AMERICA IN CRISIS
Trump’s ‘Nonstop’ Drive for Self-Destruction Is ‘Habitual and Incurable’: Presidential Scholar
President Donald Trump’s polling numbers have continued falling as the novel coronavirus has surged throughout the United States.
The Associated Press has written a lengthy story about how Trump’s chaotic response to the pandemic has led to uncontrolled outbreaks and 130,000 dead Americans in just four months, and it notes that Trump has essentially stopped trying to contain the disease and has instead moved to wage culture wars against monument vandals.

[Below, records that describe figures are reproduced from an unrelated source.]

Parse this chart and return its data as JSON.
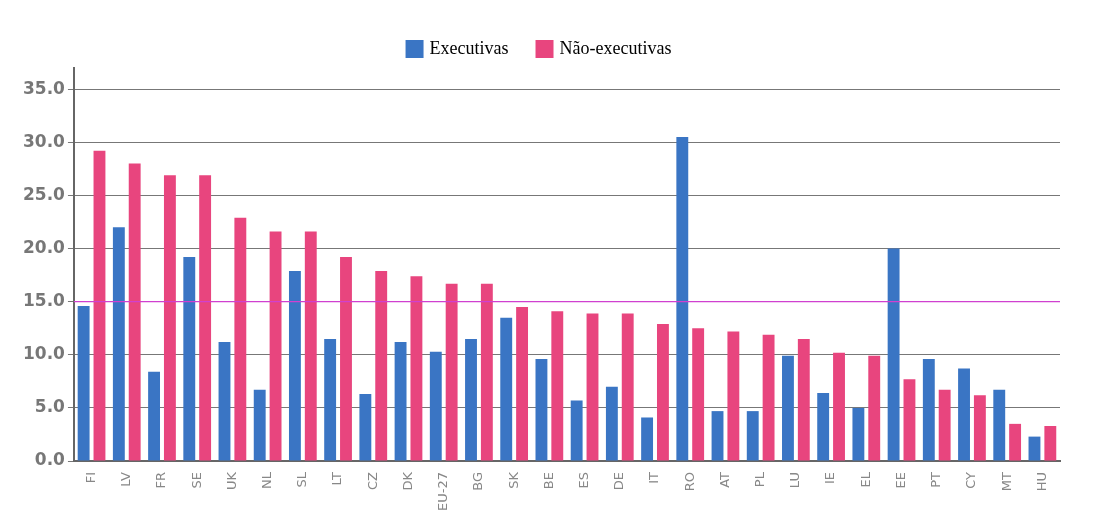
{
  "chart_data": {
    "type": "bar",
    "categories": [
      "FI",
      "LV",
      "FR",
      "SE",
      "UK",
      "NL",
      "SL",
      "LT",
      "CZ",
      "DK",
      "EU-27",
      "BG",
      "SK",
      "BE",
      "ES",
      "DE",
      "IT",
      "RO",
      "AT",
      "PL",
      "LU",
      "IE",
      "EL",
      "EE",
      "PT",
      "CY",
      "MT",
      "HU"
    ],
    "series": [
      {
        "name": "Executivas",
        "color": "#3a75c4",
        "values": [
          14.6,
          22.0,
          8.4,
          19.2,
          11.2,
          6.7,
          17.9,
          11.5,
          6.3,
          11.2,
          10.3,
          11.5,
          13.5,
          9.6,
          5.7,
          7.0,
          4.1,
          30.5,
          4.7,
          4.7,
          9.9,
          6.4,
          5.0,
          20.0,
          9.6,
          8.7,
          6.7,
          2.3
        ]
      },
      {
        "name": "Não-executivas",
        "color": "#e8457e",
        "values": [
          29.2,
          28.0,
          26.9,
          26.9,
          22.9,
          21.6,
          21.6,
          19.2,
          17.9,
          17.4,
          16.7,
          16.7,
          14.5,
          14.1,
          13.9,
          13.9,
          12.9,
          12.5,
          12.2,
          11.9,
          11.5,
          10.2,
          9.9,
          7.7,
          6.7,
          6.2,
          3.5,
          3.3
        ]
      }
    ],
    "ylim": [
      0,
      37
    ],
    "yticks": [
      {
        "value": 0,
        "label": "0.0"
      },
      {
        "value": 5,
        "label": "5.0"
      },
      {
        "value": 10,
        "label": "10.0"
      },
      {
        "value": 15,
        "label": "15.0"
      },
      {
        "value": 20,
        "label": "20.0"
      },
      {
        "value": 25,
        "label": "25.0"
      },
      {
        "value": 30,
        "label": "30.0"
      },
      {
        "value": 35,
        "label": "35.0"
      }
    ],
    "grid": "y",
    "legend": "top",
    "marker": "square",
    "ref_lines": [
      {
        "axis": "y",
        "value": 15,
        "color": "#d040d0"
      }
    ]
  }
}
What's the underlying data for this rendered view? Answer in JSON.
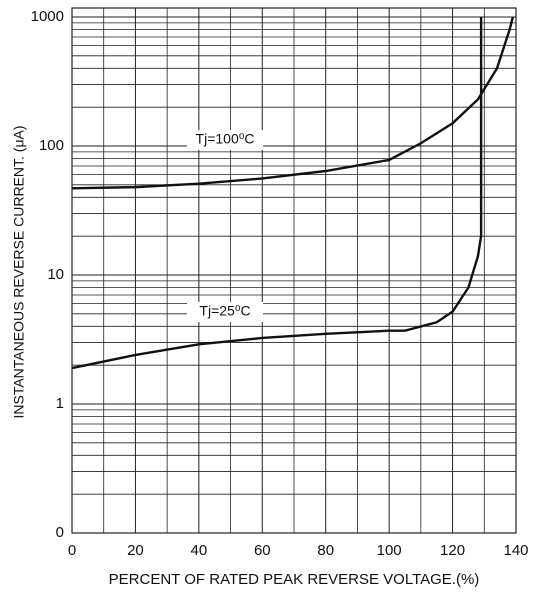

Cal Jillson, a presidential scholar at Southern Methodist University in Dallas, tells the AP that the president’s focus on protecting statues at a time when a deadly pandemic is killing thousands of people every week is an act of self-destruction.
“If he could change, he would,” he said. “It’s not helping him now. It’s just nonstop. It is habitual and incurable. He is who he is.”
Jillson also said that Trump’s habit of making a constant spectacle, which helped his presidential campaign in 2016, has become a massive liability during a time of national crisis.
“People would watch Trump and see the instability… the emergencies of his own making he would then claim to have taken care of, and be mildly entertained or at least not deeply worried,” he said. “A lot of that ‘Am I still amused?’ quickly gets to a ‘No’ answer.”